C’è nell’opera antologica di Donato Di Poce lo sguardo pasoliniano sul mondo in cui “l’uomo è il virus e al tempo stesso l’antidoto del genere umano”. Pasolini si mostra tra le righe nel frammento, col piglio amabilmente e finemente contraddittorio, egli è disperatamente se stesso. Nella selezione del frammento c’è un’intimità da preservare, l’intimità dell’anima, ciò che sfugge alla costruzione idealizzata del presente. Come ci ricorda l’autore, di Pasolini abbiamo fatto scempio dei suoi tre corpi: “quello fisico, quello mentale, quello poetico. Tre corpi controcorrente che davano fastidio perché troppo autonomi e troppo liberi, e trasversali in contaminazione con altri due corpi, quello sociale e quello poetico cosmico”. È lo scempio dell’incomprensione. Mancata comprensione che si traduce nel trionfo del personaggio mediatico sul poeta corsaro, che deriva dall’impossibilità stessa del presente di accettare la contraddittorietà del reale, dalla difficoltà evidente dell’uomo di accettare l’uomo.

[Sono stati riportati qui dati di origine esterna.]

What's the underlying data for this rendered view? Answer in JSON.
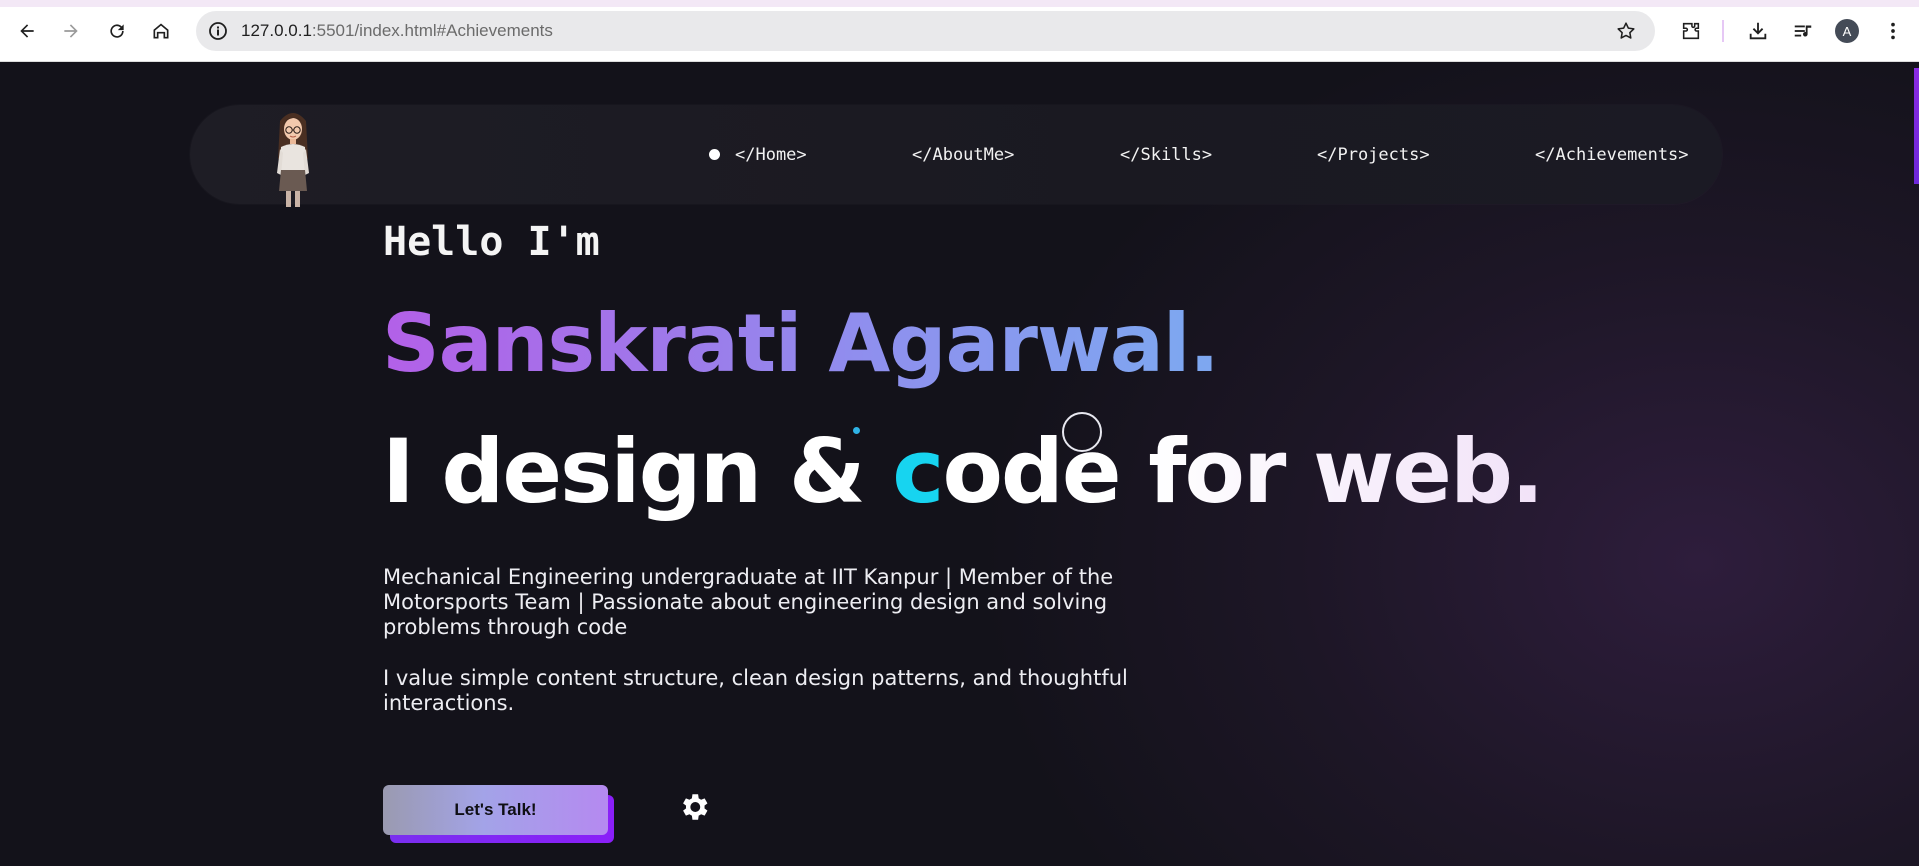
{
  "browser": {
    "url_host": "127.0.0.1",
    "url_rest": ":5501/index.html#Achievements",
    "profile_initial": "A",
    "icons": [
      "back-icon",
      "forward-icon",
      "reload-icon",
      "home-icon",
      "site-info-icon",
      "bookmark-star-icon",
      "extensions-icon",
      "download-icon",
      "media-control-icon",
      "profile-avatar",
      "menu-kebab-icon"
    ]
  },
  "nav": {
    "links": [
      "</Home>",
      "</AboutMe>",
      "</Skills>",
      "</Projects>",
      "</Achievements>"
    ]
  },
  "hero": {
    "greeting": "Hello I'm",
    "name": "Sanskrati Agarwal",
    "name_dot": ".",
    "tagline_part1": "I design & ",
    "tagline_highlight": "c",
    "tagline_part2": "ode ",
    "tagline_part3": "for web.",
    "bio_1": "Mechanical Engineering undergraduate at IIT Kanpur | Member of the Motorsports Team | Passionate about engineering design and solving problems through code",
    "bio_2": "I value simple content structure, clean design patterns, and thoughtful interactions.",
    "cta_label": "Let's Talk!"
  },
  "colors": {
    "background": "#13121a",
    "name_gradient_start": "#b360e8",
    "name_gradient_end": "#7ea7f0",
    "highlight_cyan": "#17d4f0",
    "cta_shadow": "#7a2ff0",
    "scroll_accent": "#8a2be2"
  }
}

Pasolini fu prima di tutto un irregolare, un uomo in rivolta, nel suo tempo, contro il suo tempo, contro se stesso, contro di noi, immerso nelle contraddizioni di una società con cui non ha potuto fare a meno di misurarsi. L’ossimoro è la condizione, che obbedisce all’arte: è il riconoscere che l’artista, nella sua profonda vocazione alla complessità, che è anche vocazione al martirio, è intimamente se stesso solo nella contraddizione. Intanto sotto i riflettori resta l’immagine di un Cristo laico, che si autoaccusa, che si immola per l’in-civiltà, come ultimo possibile baluardo del vivente. L’in-civiltà come arma di resistenza, come forma di tutela delle realtà particolari – spontaneamente in contraddizione l’una con l’altra – come forme rurali di controcultura, in via d’estinzione, che invocano pietà dal livellamento omologante della “civiltà” di massa.

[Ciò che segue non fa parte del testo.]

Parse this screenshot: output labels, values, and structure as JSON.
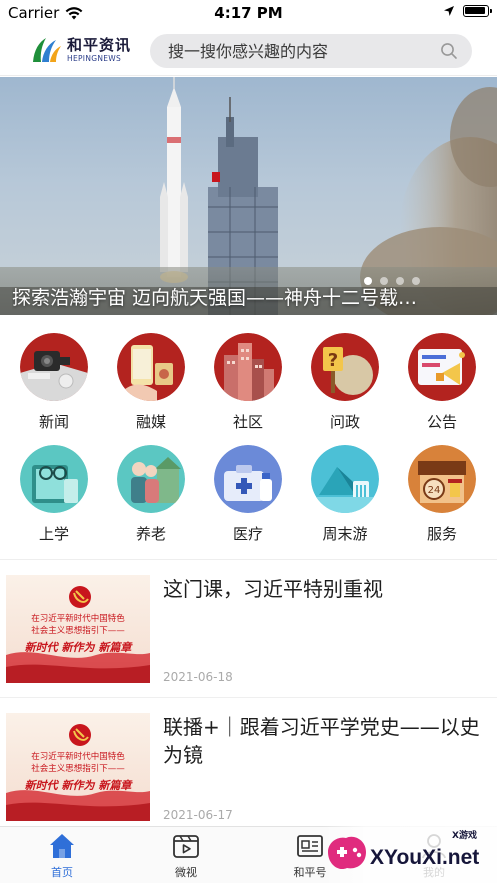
{
  "status_bar": {
    "carrier": "Carrier",
    "time": "4:17 PM"
  },
  "header": {
    "logo_cn": "和平资讯",
    "logo_en": "HEPINGNEWS",
    "search_placeholder": "搜一搜你感兴趣的内容"
  },
  "banner": {
    "title": "探索浩瀚宇宙 迈向航天强国——神舟十二号载…",
    "dots": 4,
    "active_dot": 0
  },
  "categories": [
    {
      "label": "新闻",
      "icon": "news-icon"
    },
    {
      "label": "融媒",
      "icon": "media-icon"
    },
    {
      "label": "社区",
      "icon": "community-icon"
    },
    {
      "label": "问政",
      "icon": "inquiry-icon"
    },
    {
      "label": "公告",
      "icon": "announcement-icon"
    },
    {
      "label": "上学",
      "icon": "school-icon"
    },
    {
      "label": "养老",
      "icon": "elderly-icon"
    },
    {
      "label": "医疗",
      "icon": "medical-icon"
    },
    {
      "label": "周末游",
      "icon": "travel-icon"
    },
    {
      "label": "服务",
      "icon": "service-icon"
    }
  ],
  "news": [
    {
      "title": "这门课，习近平特别重视",
      "date": "2021-06-18",
      "thumb_line1": "在习近平新时代中国特色",
      "thumb_line2": "社会主义思想指引下——",
      "thumb_slogan": "新时代 新作为 新篇章"
    },
    {
      "title": "联播+｜跟着习近平学党史——以史为镜",
      "date": "2021-06-17",
      "thumb_line1": "在习近平新时代中国特色",
      "thumb_line2": "社会主义思想指引下——",
      "thumb_slogan": "新时代 新作为 新篇章"
    }
  ],
  "tabbar": [
    {
      "label": "首页",
      "icon": "home-icon",
      "active": true
    },
    {
      "label": "微视",
      "icon": "video-icon",
      "active": false
    },
    {
      "label": "和平号",
      "icon": "account-icon",
      "active": false
    },
    {
      "label": "我的",
      "icon": "profile-icon",
      "active": false
    }
  ],
  "watermark": {
    "brand": "XYouXi.net",
    "tag": "X游戏"
  },
  "colors": {
    "accent": "#2f6fd8",
    "party_red": "#c8161d",
    "gold": "#f3c64b"
  }
}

Pasolini incompreso, poeta eretico, polemico recensore di se stesso e naufrago che non ha saputo mettersi in salvo da se stesso e dal suo tempo, voce d’opposizione all’esistente: il peso della sua testimonianza non si è svuotato con la morte. Pasolini screditato dai suoi contemporanei, rischia di essere screditato anche da chi oggi lo celebra, se non ne considera la contraddittoria complessità: così “la morte non è / nel non poter comunicare / ma nel non poter più essere compresi” scriveva in Una disperata vitalità.

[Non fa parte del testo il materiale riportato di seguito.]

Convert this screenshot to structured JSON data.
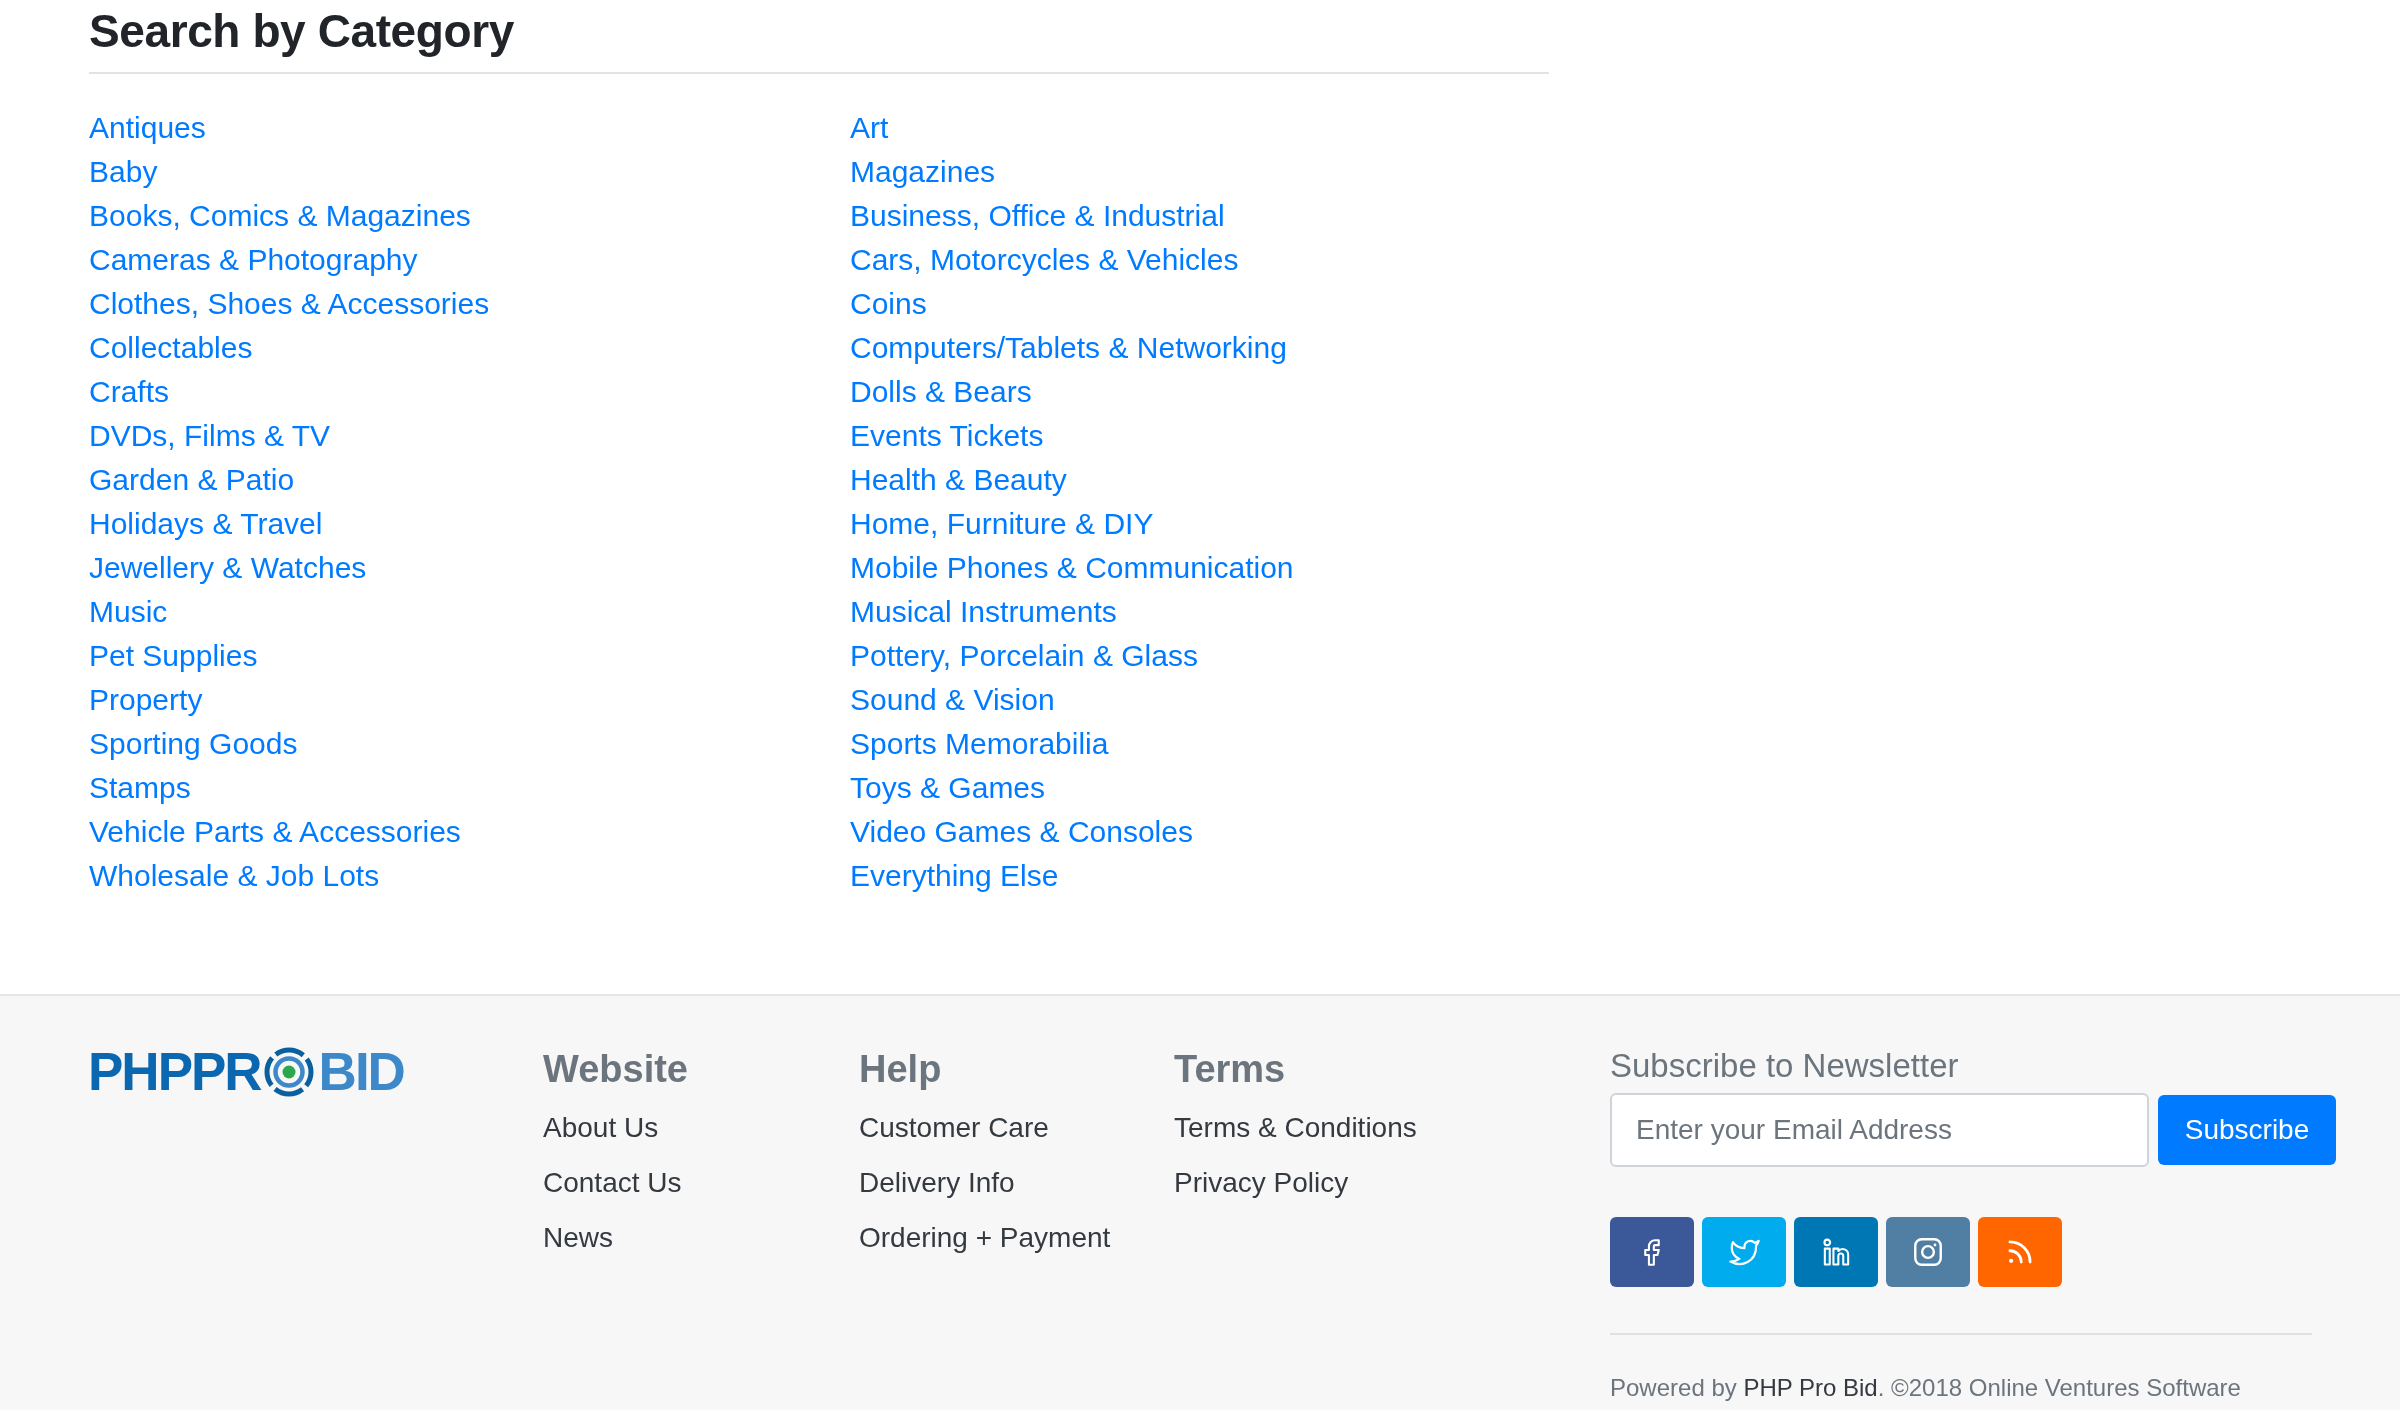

Donato Di Poce ci consegna quindi, nel suo ultimo libro, una lettura dell’uomo, al riparo da interpretazioni strumentali, moralistiche o mediatiche, ancora vivente nella sua produzione. Da lettore appassionato di Pasolini – passione coltivata anche grazie ai consigli di Roberto Roversi – ci permette l’immersione in un mondo da leggere contro il presente, e che è sempre attuale ad ogni rilettura. Con sensibilità l’autore compie un’accurata selezione di passi dell’opera pasoliniana, arricchiti da commenti e da letture critiche, permettendoci di apprezzare un vero e proprio quaderno d’artista, impreziosito dai disegni di Max Marra, un affresco in frammenti che resistono alla prova del tempo. È in virtù di tale resistenza dell’opera di Pasolini al tempo che ci sentiamo chiamati in causa, non solo come lettori, ma come uomini capaci di azione nel mondo, come costruttori di futuro e di vita nella disperata vitalità del presente.